You could have looked at the hands-free law to see that the two have nothing to do with each other (government and public safety), and that the state’s unnecessary intervention there did nothing, at best, but likely made matters worse.
As for ending inspections, we took the fearmongers down easily. There is zero evidence that passenger vehicle inspections improve overall road or public safety, but there is evidence that they can cost drivers a lot of money in exchange for zero net benefit. Just ask Vermont?
“Vermont eases vehicle inspection rules in bid to save drivers money.”
Vermont lawmakers made changes this year to the state’s vehicle inspection system, aiming to make it more affordable for drivers while keeping roads safe.
Vermont is one of 17 states with annual or biannual inspections of registered cars and trucks. The state maintains that inspections can catch defects that make cars unsafe to drive, but inspections are not cheap, and they sometimes expose problems that cost thousands to fix.
In a bid to save drivers’ money? Indeed! And, of course, inspections can catch issues before they become problems, but there is no evidence that state-mandated inspections, whether the state profits from them or not, have any downstream benefit, or that issues that “just” pass and degrade into dangerous conditions will be addressed before the next inspection.
But regardless of how you frame it, there’s no measurable net benefit for the increased cost.

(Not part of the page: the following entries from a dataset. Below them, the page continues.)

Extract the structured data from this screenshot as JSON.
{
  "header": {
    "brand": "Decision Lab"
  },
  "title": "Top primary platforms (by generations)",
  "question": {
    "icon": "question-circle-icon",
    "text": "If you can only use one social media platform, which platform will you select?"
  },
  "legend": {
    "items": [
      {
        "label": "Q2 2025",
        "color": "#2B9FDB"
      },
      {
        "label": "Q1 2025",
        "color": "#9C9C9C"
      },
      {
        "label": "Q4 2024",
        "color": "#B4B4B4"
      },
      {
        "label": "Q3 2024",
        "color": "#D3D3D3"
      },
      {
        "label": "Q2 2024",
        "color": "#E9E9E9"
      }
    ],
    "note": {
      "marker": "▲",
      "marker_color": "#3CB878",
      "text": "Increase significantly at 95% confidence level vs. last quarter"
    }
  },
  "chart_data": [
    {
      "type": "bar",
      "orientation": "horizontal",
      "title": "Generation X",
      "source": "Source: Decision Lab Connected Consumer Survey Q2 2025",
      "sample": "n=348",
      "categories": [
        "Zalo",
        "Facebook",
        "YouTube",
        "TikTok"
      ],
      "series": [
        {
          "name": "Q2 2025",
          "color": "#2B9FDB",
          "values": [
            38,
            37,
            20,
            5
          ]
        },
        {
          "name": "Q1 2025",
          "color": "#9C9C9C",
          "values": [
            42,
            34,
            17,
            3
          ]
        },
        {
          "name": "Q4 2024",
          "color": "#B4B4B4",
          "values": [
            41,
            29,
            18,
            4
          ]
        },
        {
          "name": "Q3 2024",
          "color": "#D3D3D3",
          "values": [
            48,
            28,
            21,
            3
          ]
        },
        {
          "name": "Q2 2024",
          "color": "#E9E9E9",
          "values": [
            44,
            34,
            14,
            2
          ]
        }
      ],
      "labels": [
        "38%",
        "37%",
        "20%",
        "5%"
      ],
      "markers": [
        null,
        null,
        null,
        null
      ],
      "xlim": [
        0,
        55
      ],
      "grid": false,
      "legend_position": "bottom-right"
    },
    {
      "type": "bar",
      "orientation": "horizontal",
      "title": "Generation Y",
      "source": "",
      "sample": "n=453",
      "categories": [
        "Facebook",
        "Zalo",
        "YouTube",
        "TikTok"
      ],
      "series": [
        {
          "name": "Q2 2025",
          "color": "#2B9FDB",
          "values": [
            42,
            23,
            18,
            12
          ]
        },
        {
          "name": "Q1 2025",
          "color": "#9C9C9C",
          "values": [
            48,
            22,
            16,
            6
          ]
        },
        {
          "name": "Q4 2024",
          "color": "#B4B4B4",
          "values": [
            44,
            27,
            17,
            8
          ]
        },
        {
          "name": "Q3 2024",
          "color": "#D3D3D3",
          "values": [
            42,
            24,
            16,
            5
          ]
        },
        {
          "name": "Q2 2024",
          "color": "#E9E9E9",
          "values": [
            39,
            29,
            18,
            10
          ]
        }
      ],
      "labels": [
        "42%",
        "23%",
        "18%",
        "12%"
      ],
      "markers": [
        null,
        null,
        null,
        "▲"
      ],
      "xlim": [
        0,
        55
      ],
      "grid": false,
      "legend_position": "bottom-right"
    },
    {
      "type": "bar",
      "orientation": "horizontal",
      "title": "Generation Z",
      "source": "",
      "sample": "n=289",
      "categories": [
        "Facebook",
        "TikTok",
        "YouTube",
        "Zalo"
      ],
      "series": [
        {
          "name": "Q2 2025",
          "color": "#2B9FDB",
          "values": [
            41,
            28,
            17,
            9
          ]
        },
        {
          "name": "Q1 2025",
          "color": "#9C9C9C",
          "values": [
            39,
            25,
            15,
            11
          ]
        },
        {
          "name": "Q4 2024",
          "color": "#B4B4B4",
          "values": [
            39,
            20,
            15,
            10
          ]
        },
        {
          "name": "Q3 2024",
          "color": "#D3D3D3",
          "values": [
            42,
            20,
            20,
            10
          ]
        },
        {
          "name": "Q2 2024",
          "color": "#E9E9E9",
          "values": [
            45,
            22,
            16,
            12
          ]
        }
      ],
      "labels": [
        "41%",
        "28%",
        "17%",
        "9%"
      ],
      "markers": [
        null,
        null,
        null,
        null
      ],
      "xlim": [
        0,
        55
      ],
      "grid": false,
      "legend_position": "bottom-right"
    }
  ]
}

I shared that data previously, here.

New Hampshire is obviously a “no” now, and I’d be surprised if anything changes either way, because the truth is, when it comes to cars and driving, people are people no matter the state mandate. Take the hands-free law, for example. NHTSA data have long shown that the problem with distracted driving is the person, not the absence of disincentives. You can pass anti-texting laws, but the people most likely to create risk will keep doing it.
Education remains the best means of informing drivers about risk, and earlier is better. NH doesn’t require adults to wear seat belts either, the only state that does not require them, but 76% of them do anyway. And states that do require them have the same problems. Fatalities overwhelmingly result from alcohol and/or speed, with or without seatbelts, proving that even education can only do so much to overcome human nature.

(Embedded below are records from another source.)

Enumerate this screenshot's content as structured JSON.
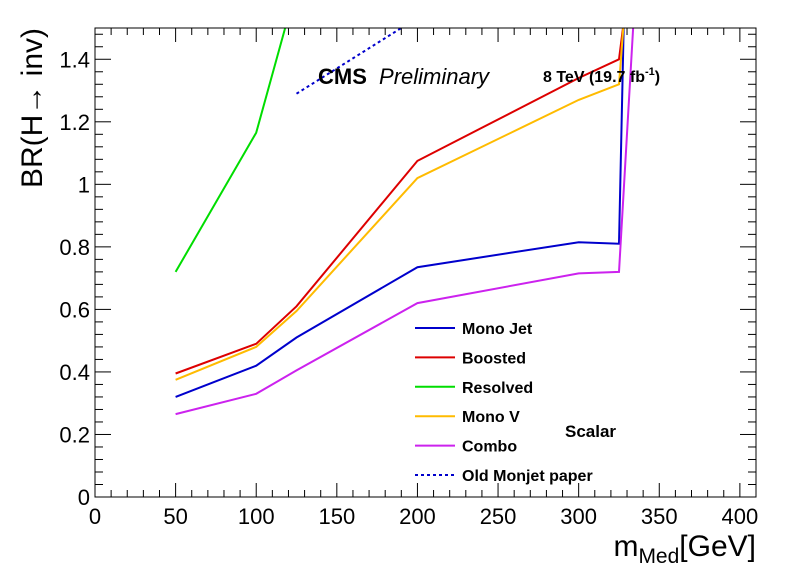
{
  "chart_data": {
    "type": "line",
    "xlabel_main": "m",
    "xlabel_sub": "Med",
    "xlabel_unit": "[GeV]",
    "ylabel": "BR(H→ inv)",
    "xlim": [
      0,
      410
    ],
    "ylim": [
      0,
      1.5
    ],
    "x_ticks": [
      0,
      50,
      100,
      150,
      200,
      250,
      300,
      350,
      400
    ],
    "y_ticks": [
      0,
      0.2,
      0.4,
      0.6,
      0.8,
      1,
      1.2,
      1.4
    ],
    "x_tick_labels": [
      "0",
      "50",
      "100",
      "150",
      "200",
      "250",
      "300",
      "350",
      "400"
    ],
    "y_tick_labels": [
      "0",
      "0.2",
      "0.4",
      "0.6",
      "0.8",
      "1",
      "1.2",
      "1.4"
    ],
    "grid": false,
    "legend_position": "center-right",
    "annotations": {
      "experiment": "CMS",
      "status": "Preliminary",
      "energy": "8 TeV (19.7 fb",
      "energy_sup": "-1",
      "energy_close": ")",
      "model": "Scalar"
    },
    "series": [
      {
        "name": "Mono Jet",
        "color": "#0000cc",
        "dashed": false,
        "points": [
          [
            50,
            0.32
          ],
          [
            100,
            0.42
          ],
          [
            125,
            0.51
          ],
          [
            200,
            0.735
          ],
          [
            300,
            0.815
          ],
          [
            325,
            0.81
          ],
          [
            328,
            1.52
          ]
        ]
      },
      {
        "name": "Boosted",
        "color": "#dd0000",
        "dashed": false,
        "points": [
          [
            50,
            0.395
          ],
          [
            100,
            0.49
          ],
          [
            125,
            0.61
          ],
          [
            200,
            1.075
          ],
          [
            300,
            1.34
          ],
          [
            325,
            1.4
          ],
          [
            328,
            1.52
          ]
        ]
      },
      {
        "name": "Resolved",
        "color": "#00dd00",
        "dashed": false,
        "points": [
          [
            50,
            0.72
          ],
          [
            100,
            1.165
          ],
          [
            119,
            1.52
          ]
        ]
      },
      {
        "name": "Mono V",
        "color": "#ffbb00",
        "dashed": false,
        "points": [
          [
            50,
            0.375
          ],
          [
            100,
            0.48
          ],
          [
            125,
            0.595
          ],
          [
            200,
            1.02
          ],
          [
            300,
            1.27
          ],
          [
            325,
            1.32
          ],
          [
            328,
            1.52
          ]
        ]
      },
      {
        "name": "Combo",
        "color": "#cc22ee",
        "dashed": false,
        "points": [
          [
            50,
            0.265
          ],
          [
            100,
            0.33
          ],
          [
            125,
            0.405
          ],
          [
            200,
            0.62
          ],
          [
            300,
            0.715
          ],
          [
            325,
            0.72
          ],
          [
            334,
            1.52
          ]
        ]
      },
      {
        "name": "Old Monjet paper",
        "color": "#0000cc",
        "dashed": true,
        "points": [
          [
            125,
            1.29
          ],
          [
            190,
            1.5
          ]
        ]
      }
    ]
  }
}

In other words, the state’s promised use of force does not improve or guarantee improved public safety. The threat of harm or injury isn’t enough, so why would a ticket or fine be more of a deterrent? This applies to the vehicle’s condition, and a mandate doesn’t change that. It also ignores that the majority of drivers will bring their vehicles in for necessary maintenance (oil changes, tires, brakes, filters), and most shops will perform free multi-point inspections as part of the process.
A free inspection.
You get a status of all the key points that used to come with the mandated inspection, and the option to have the work done or scheduled. It is in their best interest to provide that service, and based on your relationship with the business, you can volunteer to engage in commerce.

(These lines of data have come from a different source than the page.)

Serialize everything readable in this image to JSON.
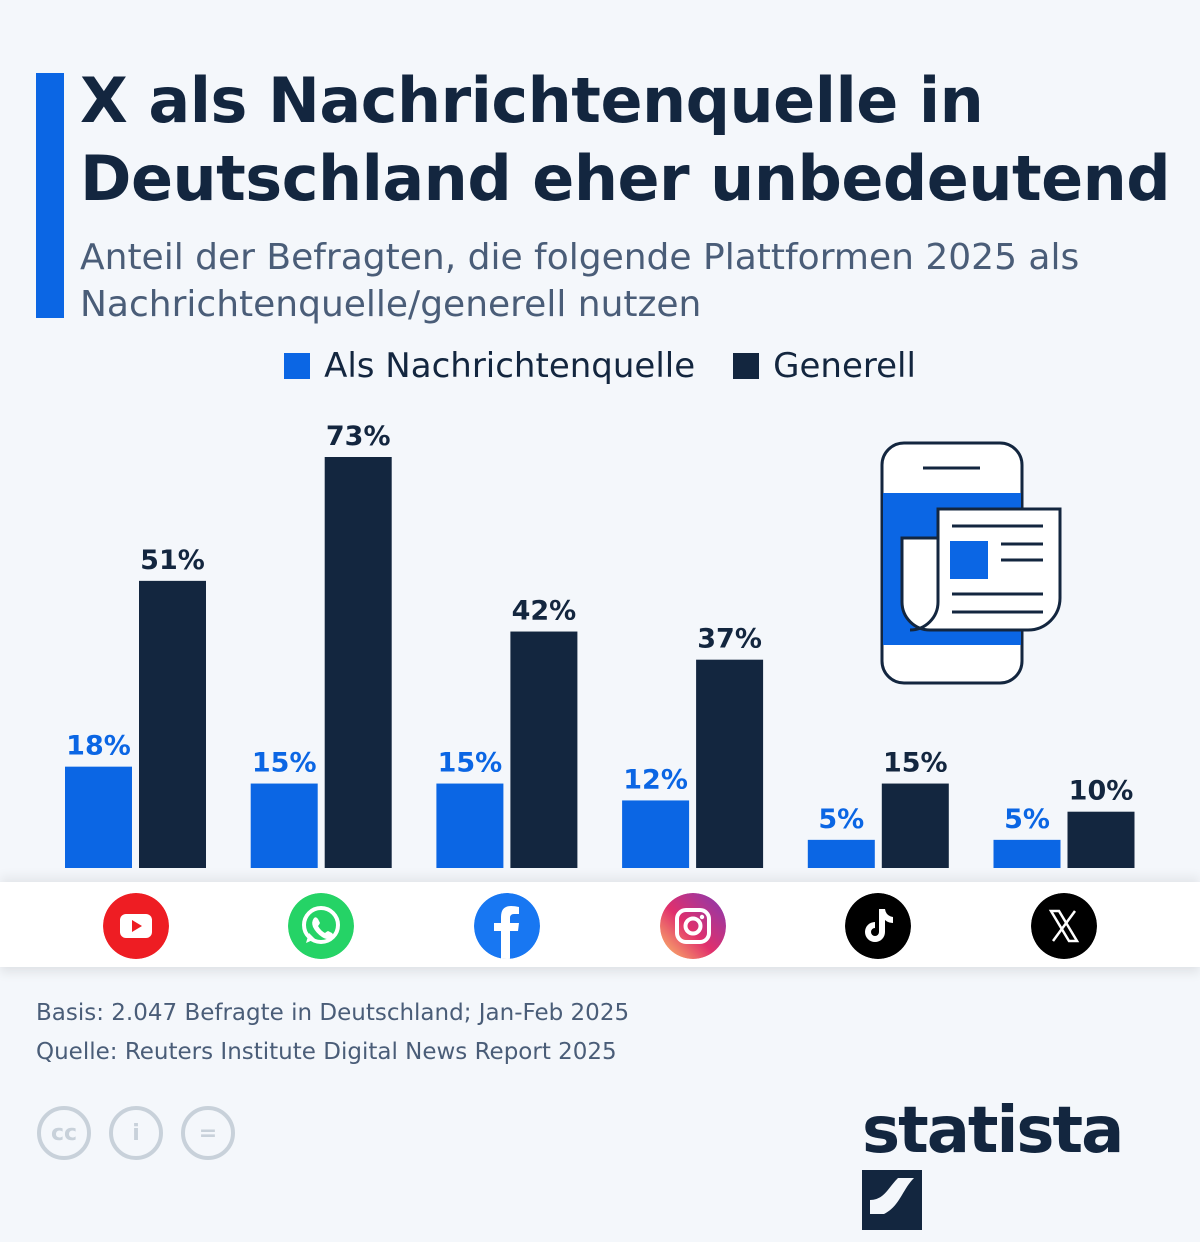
{
  "header": {
    "title": "X als Nachrichtenquelle in Deutschland eher unbedeutend",
    "subtitle": "Anteil der Befragten, die folgende Plattformen 2025 als Nachrichtenquelle/generell nutzen"
  },
  "chart_data": {
    "type": "bar",
    "categories": [
      "YouTube",
      "WhatsApp",
      "Facebook",
      "Instagram",
      "TikTok",
      "X"
    ],
    "series": [
      {
        "name": "Als Nachrichtenquelle",
        "color": "#0b66e4",
        "values": [
          18,
          15,
          15,
          12,
          5,
          5
        ]
      },
      {
        "name": "Generell",
        "color": "#13263f",
        "values": [
          51,
          73,
          42,
          37,
          15,
          10
        ]
      }
    ],
    "unit": "%",
    "ylim": [
      0,
      80
    ],
    "grid": false,
    "legend": "top-center",
    "category_icons": [
      "youtube-icon",
      "whatsapp-icon",
      "facebook-icon",
      "instagram-icon",
      "tiktok-icon",
      "x-icon"
    ]
  },
  "footer": {
    "basis": "Basis: 2.047 Befragte in Deutschland; Jan-Feb 2025",
    "source": "Quelle: Reuters Institute Digital News Report 2025",
    "brand": "statista"
  }
}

It’s worked everywhere it’s been tried, so has New Hampshire’s recent abandonment of the statistically unnecessary mandatory inspection “inspired” Vermont to use a lighter touch? Or is this more likely for show? Vermont has become one of the most heavily taxed and financially unlivable states in the country in recent years. There’s very little evidence it can back away from that anytime soon, and since elections have consequences and voters keep electing democrat majorities, it can only get worse.
Sure, Gov Scott can veto any new tax hikes, but he’s been along for the ride, and the State can’t get better until it elects a Republican majority legislature. Until then, look what we did. You might save a few bucks on inspections, which we will take anyway from you to pay for rising property taxes.
Taxes that pay for declining outcomes just about everywhere because, just like mandated inspections, you end up paying more for nothing if you’re lucky.